The sign above the door at the Elmina slave castle in Ghana reads "Female Slave Dungeons."

Credit: Penn State

“As I navigated my own feelings at these sites, I thought of how powerful such visits would be for our students — the black ones, absolutely — but equally powerful for all of our students,” Walters continued. “Sites like the slave castles memorialize an experience that has shaped the Americas in ways that reverberate into our daily, lived experiences. In the Americas, the African presence is in our music, our speech, and our food.

The Abington campus community supported the pair before they embarked on their journey. A student who is a native Ghanaian and the African Students Organization shared recommendations for food and places to visit along with a presentation highlighting the country’s unique cultural and historical heritage. But Riehman-Murphy found that internally, she still wasn't quite ready for the experience.

"Despite conversations and research, being in Ghana forced me to explore the depths of my own cultural and historical ignorance in ways I hadn’t quite prepared for,” she said.

English 182A: Literature and Empire course.

Walters and Riehman-Murphy arrived in the capital city of Accra for the weeklong exploratory trip as part of the process of revising the curriculum for Walters’ English 182A: Literature and Empire course.

The goal was to add a short-term (about one week) study abroad piece to the class for the spring 2021 semester. Walters and Riehman-Murphy believe that nothing can substitute for experiential knowledge of materials and texts analyzed in the classroom. This reimagined English course will offer firsthand knowledge of the beautiful and sometimes traumatic cultural contexts that surround the creation of the literature and cultural documents the students will study.

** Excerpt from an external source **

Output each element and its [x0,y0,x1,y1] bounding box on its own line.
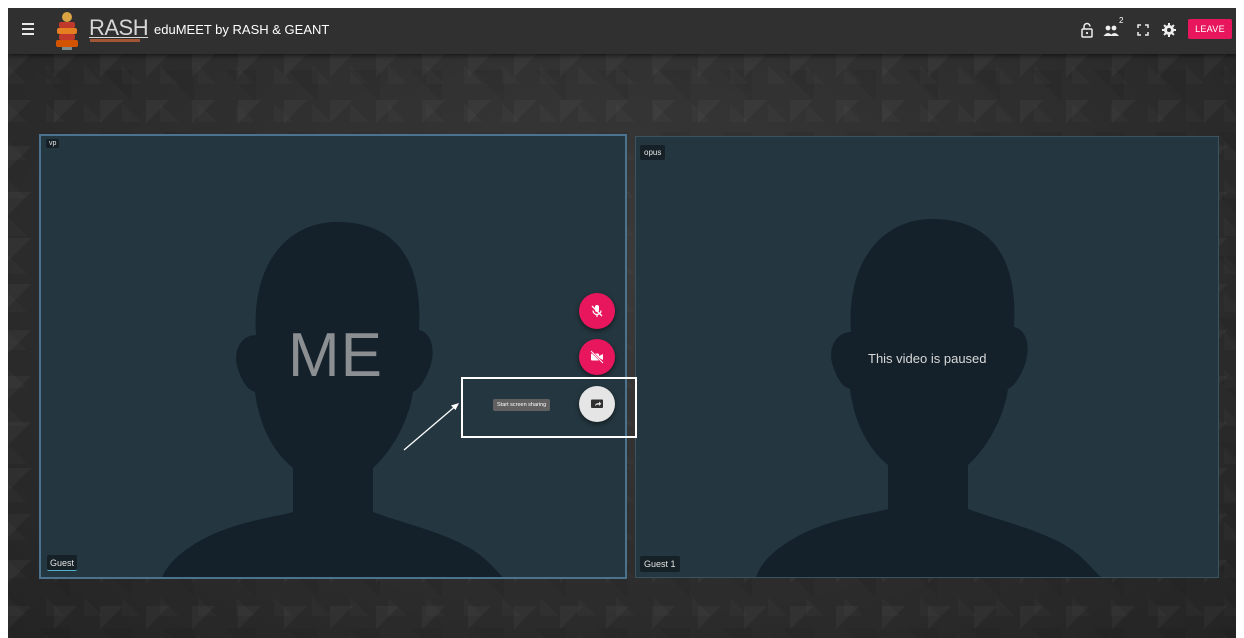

"We seek to bring a range of learning materials and forms of cultural knowledge to this course. Not only will our students be reading works by West African authors who they might meet in Ghana, but students will also engage with local students in Ghanaian universities," Riehman-Murphy said.

"Moreover, Abington students in this study abroad course will engage with and learn from people living in villages near Ho, a city in the Volta region of Ghana."

A clear direction for the English course emerged from their journey to Ghana.

"We will customize the curriculum to look at how global narratives and place-based research intersect with a shared immersive travel experience to develop global literacies for Abington students," said Riehman-Murphy.